Finding Your Sanctuary: When Your Soul Calls You Deeper

Are you standing close to shore when your heart is yearning for you to wade in further?

I still find myself doing it sometimes - waiting for someone to come in and tell me how to be. This is especially true in certain aspects of my work in the world, particularly when it comes to creating the kind of spaces I know women are craving.

I suppose it's often about the scarier aspects. And by scary I simply mean the ones I want more than anything else; and of course, those are the ones with so many fears attached - some conscious, many still unconscious.

The calling to write, for example. The calling to create something meaningful, to offer clarity where there's confusion, confidence where there's doubt, purpose where there's yearning…The calling to be fully myself...

I can easily get tripped up.

I wade into the water and convince myself that the cooling rush around my ankles would somehow not feel better if I lay back and let the water hold me and, under the brilliance of a blue sky, take me on a ride of bliss, joy and, surely, growth and learning.

No, I convince myself sometimes that it's better here near the shore. Yes, the sun is white-hot; my skin is cracking from the heat; and the trees are blistering, bark peeling. The water kissing my ankles is fine, I think. Lovely, in fact.

I assure myself that being near the bank feels more comfortable. Yes, the sands shift, but surely, I can lift a waterlogged hem up and run back if it proves too much.

The thing I miss though, when I stay too close to what feels safe and comfortable, is the joy of creation.

The joy of creating something only I can make and doing it for no other reason other than my soul is thirsty for it. Of building the sanctuary that exists uniquely in my vision - a place where women can discover what they truly need, where meaning reveals itself naturally, where purpose unfolds like the softest dawn light.

When I’m too close to shore, the water at my feet only further parches my tongue.

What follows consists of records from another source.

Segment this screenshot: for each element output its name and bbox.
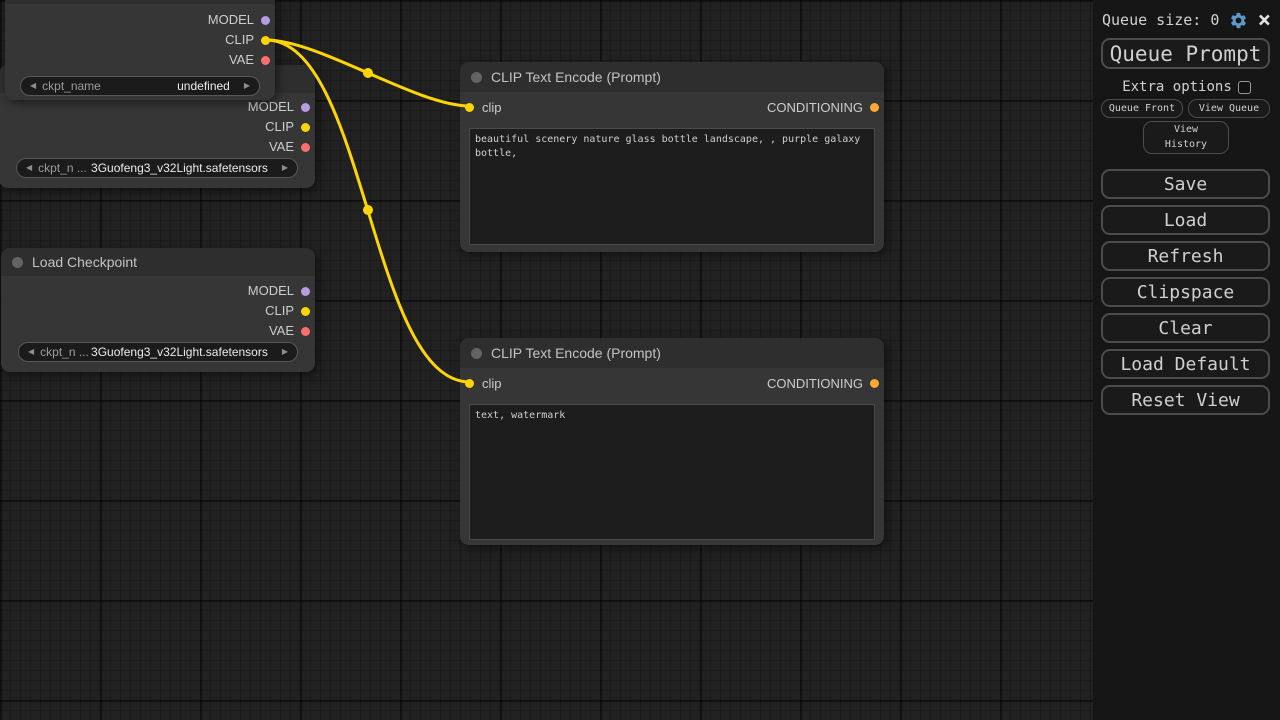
clip-input-dot[interactable] <box>465 103 474 112</box>
node-title: CLIP Text Encode (Prompt) <box>491 69 661 85</box>
collapse-dot-icon[interactable] <box>471 348 482 359</box>
combo-value: 3Guofeng3_v32Light.safetensors <box>91 345 268 359</box>
node-title-bar[interactable]: CLIP Text Encode (Prompt) <box>460 62 884 92</box>
extra-options-row: Extra options <box>1093 79 1280 95</box>
clip-output-dot[interactable] <box>261 36 270 45</box>
positive-prompt-textarea[interactable]: beautiful scenery nature glass bottle la… <box>469 128 875 245</box>
view-history-button[interactable]: View History <box>1143 121 1229 154</box>
clip-output-dot[interactable] <box>301 123 310 132</box>
clip-input-dot[interactable] <box>465 379 474 388</box>
combo-value: undefined <box>177 79 230 93</box>
conditioning-output-dot[interactable] <box>870 103 879 112</box>
collapse-dot-icon[interactable] <box>471 72 482 83</box>
node-title: Load Checkpoint <box>32 254 137 270</box>
refresh-button[interactable]: Refresh <box>1101 241 1270 271</box>
link-midpoint-dot[interactable] <box>363 68 373 78</box>
clear-button[interactable]: Clear <box>1101 313 1270 343</box>
combo-next-icon[interactable]: ▶ <box>282 348 288 356</box>
output-slot-model: MODEL <box>5 10 275 30</box>
conditioning-output-dot[interactable] <box>870 379 879 388</box>
ckpt-name-combo-widget[interactable]: ◀ ckpt_name undefined ▶ <box>20 76 260 96</box>
node-load-checkpoint[interactable]: Load Checkpoint MODEL CLIP VAE ◀ ckpt_n … <box>1 248 315 372</box>
combo-label: ckpt_n ... <box>40 345 89 359</box>
model-output-dot[interactable] <box>261 16 270 25</box>
load-button[interactable]: Load <box>1101 205 1270 235</box>
close-icon[interactable]: × <box>1258 11 1271 30</box>
save-button[interactable]: Save <box>1101 169 1270 199</box>
combo-prev-icon[interactable]: ◀ <box>30 82 36 90</box>
output-slot-clip: CLIP <box>0 117 315 137</box>
queue-prompt-button[interactable]: Queue Prompt <box>1101 38 1270 69</box>
slot-label-model: MODEL <box>248 99 294 114</box>
combo-value: 3Guofeng3_v32Light.safetensors <box>91 161 268 175</box>
node-title-bar[interactable]: CLIP Text Encode (Prompt) <box>460 338 884 368</box>
slot-label-vae: VAE <box>269 139 294 154</box>
output-slot-vae: VAE <box>5 50 275 70</box>
slot-label-clip-input: clip <box>482 376 502 391</box>
output-slot-model: MODEL <box>0 97 315 117</box>
combo-prev-icon[interactable]: ◀ <box>28 348 34 356</box>
node-graph-canvas[interactable]: MODEL CLIP VAE ◀ ckpt_n ... 3Guofeng3_v3… <box>0 0 1280 720</box>
combo-label: ckpt_n ... <box>38 161 87 175</box>
vae-output-dot[interactable] <box>301 327 310 336</box>
slot-label-clip: CLIP <box>265 303 294 318</box>
slot-label-conditioning: CONDITIONING <box>767 376 863 391</box>
clipspace-button[interactable]: Clipspace <box>1101 277 1270 307</box>
node-checkpoint-top[interactable]: MODEL CLIP VAE ◀ ckpt_name undefined ▶ <box>5 0 275 100</box>
negative-prompt-textarea[interactable]: text, watermark <box>469 404 875 540</box>
model-output-dot[interactable] <box>301 103 310 112</box>
vae-output-dot[interactable] <box>261 56 270 65</box>
reset-view-button[interactable]: Reset View <box>1101 385 1270 415</box>
ckpt-name-combo-widget[interactable]: ◀ ckpt_n ... 3Guofeng3_v32Light.safetens… <box>18 342 298 362</box>
ckpt-name-combo-widget[interactable]: ◀ ckpt_n ... 3Guofeng3_v32Light.safetens… <box>16 158 298 178</box>
slot-label-clip: CLIP <box>225 32 254 47</box>
queue-front-button[interactable]: Queue Front <box>1101 99 1183 118</box>
node-title-bar[interactable]: Load Checkpoint <box>1 248 315 276</box>
queue-size-row: Queue size: 0 × <box>1093 8 1280 32</box>
model-output-dot[interactable] <box>301 287 310 296</box>
slot-label-vae: VAE <box>229 52 254 67</box>
slot-label-model: MODEL <box>248 283 294 298</box>
output-slot-clip: CLIP <box>5 30 275 50</box>
output-slot-model: MODEL <box>1 281 315 301</box>
vae-output-dot[interactable] <box>301 143 310 152</box>
comfy-menu-panel: Queue size: 0 × Queue Prompt Extra optio… <box>1093 0 1280 720</box>
combo-prev-icon[interactable]: ◀ <box>26 164 32 172</box>
output-slot-clip: CLIP <box>1 301 315 321</box>
combo-next-icon[interactable]: ▶ <box>244 82 250 90</box>
collapse-dot-icon[interactable] <box>12 257 23 268</box>
settings-gear-icon[interactable] <box>1229 11 1248 30</box>
node-clip-text-encode-positive[interactable]: CLIP Text Encode (Prompt) clip CONDITION… <box>460 62 884 252</box>
link-midpoint-dot[interactable] <box>363 205 373 215</box>
output-slot-vae: VAE <box>0 137 315 157</box>
slot-label-conditioning: CONDITIONING <box>767 100 863 115</box>
slot-row: clip CONDITIONING <box>460 92 884 122</box>
combo-label: ckpt_name <box>42 79 101 93</box>
combo-next-icon[interactable]: ▶ <box>282 164 288 172</box>
output-slot-vae: VAE <box>1 321 315 341</box>
slot-label-clip-input: clip <box>482 100 502 115</box>
view-queue-button[interactable]: View Queue <box>1188 99 1270 118</box>
clip-output-dot[interactable] <box>301 307 310 316</box>
extra-options-label: Extra options <box>1122 79 1232 95</box>
slot-label-clip: CLIP <box>265 119 294 134</box>
slot-label-vae: VAE <box>269 323 294 338</box>
slot-label-model: MODEL <box>208 12 254 27</box>
slot-row: clip CONDITIONING <box>460 368 884 398</box>
node-title: CLIP Text Encode (Prompt) <box>491 345 661 361</box>
queue-size-label: Queue size: 0 <box>1102 11 1219 29</box>
extra-options-checkbox[interactable] <box>1238 81 1251 94</box>
node-clip-text-encode-negative[interactable]: CLIP Text Encode (Prompt) clip CONDITION… <box>460 338 884 545</box>
load-default-button[interactable]: Load Default <box>1101 349 1270 379</box>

I miss the chance to be buoyed, to rise and fall amongst the waves. To drift, yes—to be pushed by the breeze, certainly. And, also, to one day perhaps wake up somewhere entirely new—a place that is magical, holy, and spun out of my own heart's desire.

If I stay, I will have missed feeling free every moment of every day of the voyage.

What about you? Where might you be standing close to shore when your heart is yearning for you to wade further? What are you being called to create, and what would it feel like to trust that deep knowing within?